Metabolism NO menyebabkan pembentukan peroksinitrit suatu oksidan tahan lama yang mampu menyebabkan iskemia dan hipoksia pada sel-sel endothelium pembuluh darah. Oleh karena faedah NO terlampaui oleh oleh peradangan yang kuat, maka sebagai hasil akhir terjadilah iskemia dan hipoksia yang menyebabkan kematian sel dan perdarhan. Ke dalam kelompok penyakit ini termasuk autoimun antibody, antikardiolipin Milan termasuk melatarbelakangi kejadian solusio plasenta.
b)      Kelainan genetic berupa defisiensi protein C dan protein S keduanya meningkatkan pembentukan thrombosis dan dinyatakan terlibat dalam etiologi pre-eklampsia dan solusio plasenta.
c)      Pada pasien dengan penyakit trombofilia di mana ada kecenderungan pembekuan berakhir dengan pembentukan thrombosis di dalam desidua basalis yang mengakibatkan iskemia dan hipoksia
d)     Keadaan hyperhomocysteinemia dapat menyebabkan kerusakan pada endothelium vascular yang berakhir dengan pembentukan thrombosis pada vena atau menyebabkan kerusakan pasa arteria spiralis yang memasok darah ke plasenta dan menjadi sebab lain dari solusio plasenta. Pemeriksaan PA plasenta dari penderita hiperhomosisteinemia menunjukkan gambaran patologik yang mendukung hiperhomosisteinemia sebagai faktor etiologi solusio plasenta. Meningkatkan konsumsi asam folat dan piridoksin akan mengurangi hiperhomosisteinemia karena kedua vitamin ini berperan sebagai kofaktor dalam metabolisme metionin menjadi homosistein. Metionon mengalami remetilasi oleh enzim metilentetrahidrofolat reduktase (MTHFR) menjadi homosistein. Mutasi pada gen MTHFR mencegah proses remetilasi dan menyebabkan kenaikan kadar homosistein dalam darah. Oleh sebab itu, disarankan melakukan pemeriksaan hiperhomosisteinemia pada pasien solusio plasenta yang penyebab lainnya belum pasti.

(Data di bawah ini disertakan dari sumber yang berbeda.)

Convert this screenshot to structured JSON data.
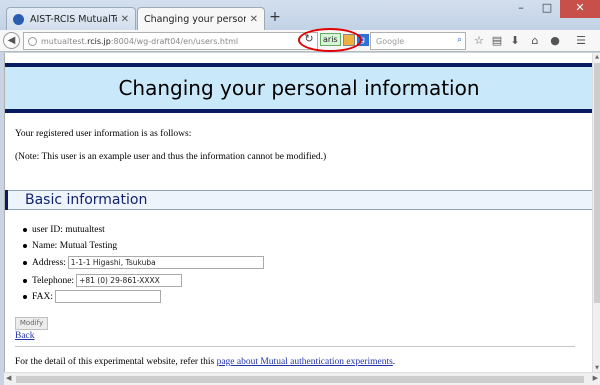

e)      Nikotin dan kokain dan keduanya dapat menyebabkan vasokonstriksi yang bisa menyebabkan iskemia dan pada plasenta sering dijumpai bermacam lesi seperti infark, oksidatif stress, apoptosis, dan nekrosis, yang kesemuanya ini berpotensi merusak hubungan uterus dengan plasenta yang berujung kepada solusio plasenta.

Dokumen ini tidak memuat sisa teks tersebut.